Старик не сразу указал на стол, где лежало окровавленное тряпье:
– Там…
Кут подошел, развернул ткань, отшатнулся. За спиной у дворецкого сдавленно вскрикнул Святослав.
– Что это за пакость?! Ты что мне показываешь, пес?!
Огромная голова на тонкой шейке лепилась к крошечному лиловому туловищу – без ручек, без ножек.
Дворецкий накрыл мертвого уродца покрывалом, взял трясущегося князя за плечи, повел к стене, усадил на лавку.
– На всё воля Божья, княже.
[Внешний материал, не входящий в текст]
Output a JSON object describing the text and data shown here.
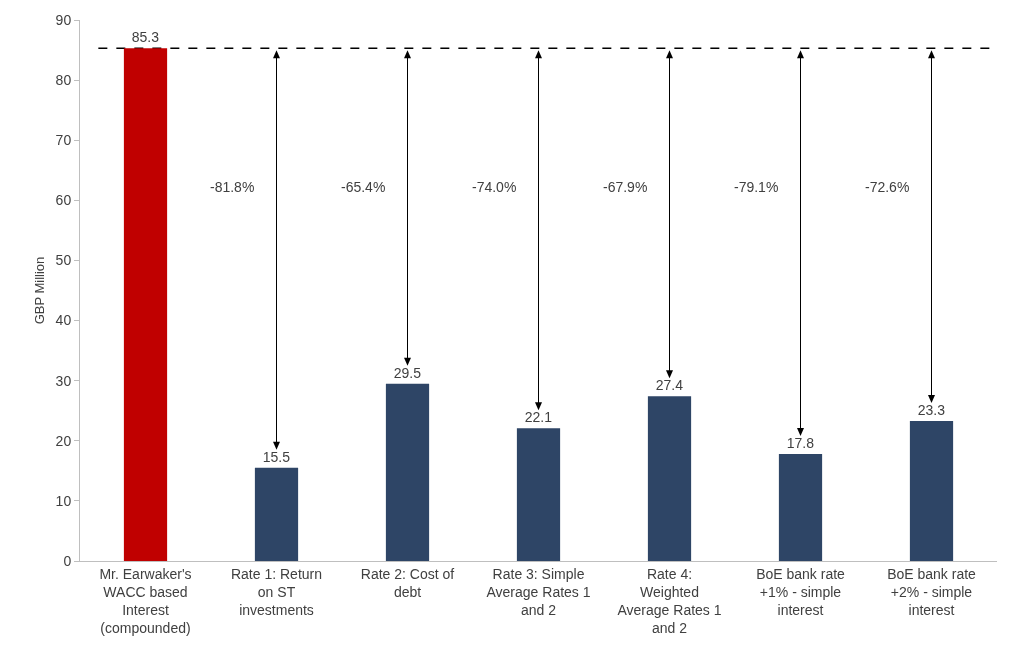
{
  "chart_data": {
    "type": "bar",
    "ylabel": "GBP Million",
    "categories": [
      "Mr. Earwaker's WACC based Interest (compounded)",
      "Rate 1: Return on ST investments",
      "Rate 2: Cost of debt",
      "Rate 3: Simple Average Rates 1 and 2",
      "Rate 4: Weighted Average Rates 1 and 2",
      "BoE bank rate +1% - simple interest",
      "BoE bank rate +2% - simple interest"
    ],
    "values": [
      85.3,
      15.5,
      29.5,
      22.1,
      27.4,
      17.8,
      23.3
    ],
    "colors": [
      "#c00000",
      "#2e4566",
      "#2e4566",
      "#2e4566",
      "#2e4566",
      "#2e4566",
      "#2e4566"
    ],
    "data_labels": true,
    "ylim": [
      0,
      90
    ],
    "yticks": [
      0,
      10,
      20,
      30,
      40,
      50,
      60,
      70,
      80,
      90
    ],
    "ref_lines": [
      {
        "axis": "y",
        "value": 85.3,
        "color": "#000000",
        "line_style": "dashed"
      }
    ],
    "annotations": [
      "-81.8%",
      "-65.4%",
      "-74.0%",
      "-67.9%",
      "-79.1%",
      "-72.6%"
    ]
  }
}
Господь шлет испытание, даст и избавление…
Но Святослав не слышал.
– Этого не может быть! – Он отчаянно тряс головой. – Со мной – не может! Стерва немецкая! Гнилая утроба! Что она со мной учинила? Как я отцу
Он закрыл руками лицо, зарыдал. Нужно было дать ему поплакать. Сейчас ничего не услышит и не поймет.
Подав врачу знак, чтоб оставался с князем, Кут тихонько вышел в горницу. Сказал ожидавшим:
– Не родила еще. Отдыхает. Князь велел передать, чтоб здесь никого не было. Желает один остаться. Будет перед образом поклоны класть. – Он показал на висевшую в углу икону святого Николая Мирликийского, Святославова небесного покровителя. – Ступайте, ступайте!
Выпроводив всех, полушагом-полубегом ненадолго отлучился. Вернулся с плетеной баклажкой.
В ложнице было всё то же: князь глухо рыдал, врач стоял рядом, ломал запачканные в крови руки.